Regular weight-bearing exercise is recommended for healthy young adults to optimize bone mineral density (BMD) (Physical Activity Guidelines Advisory Committee, 2008). BMD alone however, is not a significant predictor of osteoporosis or fracture risk. While bone turnover markers are used clinically to assess efficacy of pharmacological intervention in individuals diagnosed with osteoporosis, they may also have a role in evaluating acute responses to exercise. The purpose of this dissertation was to compare two groups of premenopausal women, those which are sedentary (low fitness) versus those that are well-trained (high fitness), by BMD and bone turnover markers at rest and the acute response of these bone turnover markers to a single bout of 60 min of aerobic jogging (or brisk walking).
The first study included 21 trained and 14 untrained premenopausal women, mean VO2 Max 42.2±5.3mL/kg/min and 27.9±3 3mL/kg/min respectively, who performed 60 min of jogging or brisk walking at an aerobic intensity, 70-80% maximum heart rate. Fasting venous blood samples were drawn at pre-exercise, post-exercise and 30 min post-exercise. All markers of bone turnover and hormones were adjusted for plasma volume shifting. Mean serum C-telopeptide of type 1 collagen (sCTx) was higher in the trained group, but not significantly different between groups. Procollagen type 1 N-terminal propeptide (P1NP) was significantly higher in the trained group compared to the untrained group at post-exercise (76.0±5.0 vs 47.2±5.3μg/L, p<.001) and 30 min post-exercise (57.4±3.7 vs 42.6±5.0μg/L, p=.01). In both groups, P1NP significantly increased from pre-exercise to post-exercise and at 30mins post-exercise P1NP returned to pre-exercise levels. In both groups, total serum calcium (Ca2+) and mean intact parathyroid hormone (iPTH) increased from pre-exercise to post exercise and at 30mins post-exercise total Ca2+ and iPTH returned to pre-exercise levels. 25-OH Vitamin D was significantly higher in the trained group compared to the untrained group at pre-exercise, post-exercise and 30mins post-exercise. In both groups, 25-OH Vitamin D significantly increased from pre-exercise to post-exercise.

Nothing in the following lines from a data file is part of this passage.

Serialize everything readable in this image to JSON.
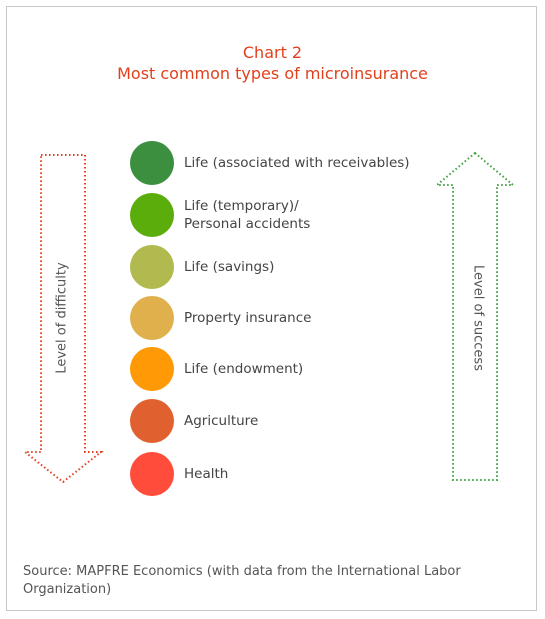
{
  "chart": {
    "title_line1": "Chart 2",
    "title_line2": "Most common types of microinsurance"
  },
  "axes": {
    "left_label": "Level of difficulty",
    "right_label": "Level of success"
  },
  "items": [
    {
      "label_line1": "Life (associated with receivables)",
      "label_line2": "",
      "color": "#3b8f3e"
    },
    {
      "label_line1": "Life (temporary)/",
      "label_line2": "Personal accidents",
      "color": "#5aad0a"
    },
    {
      "label_line1": "Life (savings)",
      "label_line2": "",
      "color": "#b0ba4e"
    },
    {
      "label_line1": "Property insurance",
      "label_line2": "",
      "color": "#e0b04c"
    },
    {
      "label_line1": "Life (endowment)",
      "label_line2": "",
      "color": "#ff9905"
    },
    {
      "label_line1": "Agriculture",
      "label_line2": "",
      "color": "#e0612f"
    },
    {
      "label_line1": "Health",
      "label_line2": "",
      "color": "#ff4c3b"
    }
  ],
  "colors": {
    "title": "#e2401c",
    "difficulty_arrow": "#e2401c",
    "success_arrow": "#3f9e3f"
  },
  "source": "Source: MAPFRE Economics (with data from the International Labor Organization)"
}
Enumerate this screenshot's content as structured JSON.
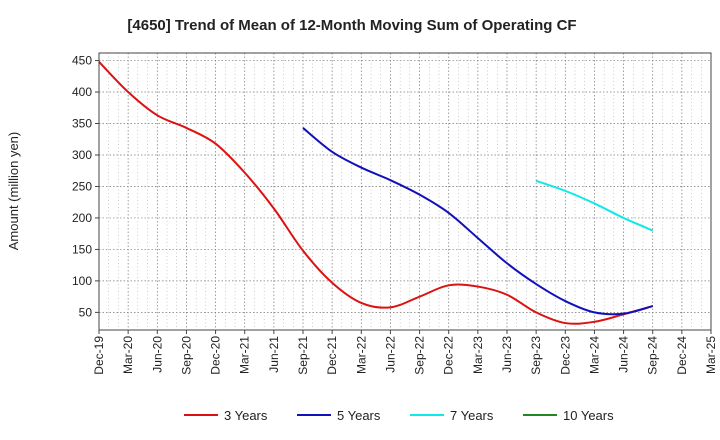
{
  "chart_data": {
    "type": "line",
    "title": "[4650]  Trend of Mean of 12-Month Moving Sum of Operating CF",
    "ylabel": "Amount (million yen)",
    "xlabel": "",
    "ylim": [
      22,
      462
    ],
    "yticks": [
      50,
      100,
      150,
      200,
      250,
      300,
      350,
      400,
      450
    ],
    "categories": [
      "Dec-19",
      "Mar-20",
      "Jun-20",
      "Sep-20",
      "Dec-20",
      "Mar-21",
      "Jun-21",
      "Sep-21",
      "Dec-21",
      "Mar-22",
      "Jun-22",
      "Sep-22",
      "Dec-22",
      "Mar-23",
      "Jun-23",
      "Sep-23",
      "Dec-23",
      "Mar-24",
      "Jun-24",
      "Sep-24",
      "Dec-24",
      "Mar-25"
    ],
    "grid": true,
    "legend_position": "bottom",
    "series": [
      {
        "name": "3 Years",
        "color": "#dd1111",
        "values": [
          448,
          400,
          363,
          343,
          318,
          272,
          215,
          148,
          97,
          65,
          58,
          75,
          93,
          91,
          78,
          50,
          33,
          35,
          47,
          60,
          null,
          null
        ]
      },
      {
        "name": "5 Years",
        "color": "#1111bb",
        "values": [
          null,
          null,
          null,
          null,
          null,
          null,
          null,
          343,
          305,
          280,
          260,
          237,
          208,
          168,
          128,
          95,
          68,
          50,
          48,
          60,
          null,
          null
        ]
      },
      {
        "name": "7 Years",
        "color": "#11e8e8",
        "values": [
          null,
          null,
          null,
          null,
          null,
          null,
          null,
          null,
          null,
          null,
          null,
          null,
          null,
          null,
          null,
          259,
          243,
          223,
          200,
          180,
          null,
          null
        ]
      },
      {
        "name": "10 Years",
        "color": "#228822",
        "values": [
          null,
          null,
          null,
          null,
          null,
          null,
          null,
          null,
          null,
          null,
          null,
          null,
          null,
          null,
          null,
          null,
          null,
          null,
          null,
          null,
          null,
          null
        ]
      }
    ]
  }
}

The second study included 23 trained and 19 untrained premenopausal women, mean VO2 Max 42.4±5.2mL/kg/min and 28.2±3.3mL/kg/min respectively. Age-matched fitness was determined by reference tables published by the American College of Sports Medicine. BMD was measured by DXA scan for arms, legs, pelvis, spine and total body. Fasting venous blood samples were drawn to measure sCTx, P1NP, total Ca2+, iPTH, 25-OH Vitamin D and Cortisol. BMD was analyzed by independent t-test, adjusted for differences in body fat percentage and BMI. Spearman's correlations were calculated for age-matched fitness and hormones and markers of bone turnover. There were no significant differences in BMD at any of the body regions (p>.05). Age-matched fitness significantly correlated with P1NP (.393, p=.01), iPTH (-.316, p=.04), 25-OH Vitamin D (.429, p=.01), and Ca2+ (.447, p=.003).
Trained premenopausal women have a different bone turnover marker profile and greater response to exercise than untrained premenopausal women. Despite finding no significant differences in BMD between the groups, bone turnover markers of type 1 collagen were elevated in the trained group at rest and greater increases were observed post-exercise. Furthermore, age-matched fitness was significantly correlated with P1NP, iPTH, total Ca2+ and 25-OH Vitamin D. This highlights the inherent value of weight-bearing aerobic exercise in promoting bone remodeling and osteogenic responses to the skeleton in premenopausal women, but with greater responses in individuals with higher fitness levels.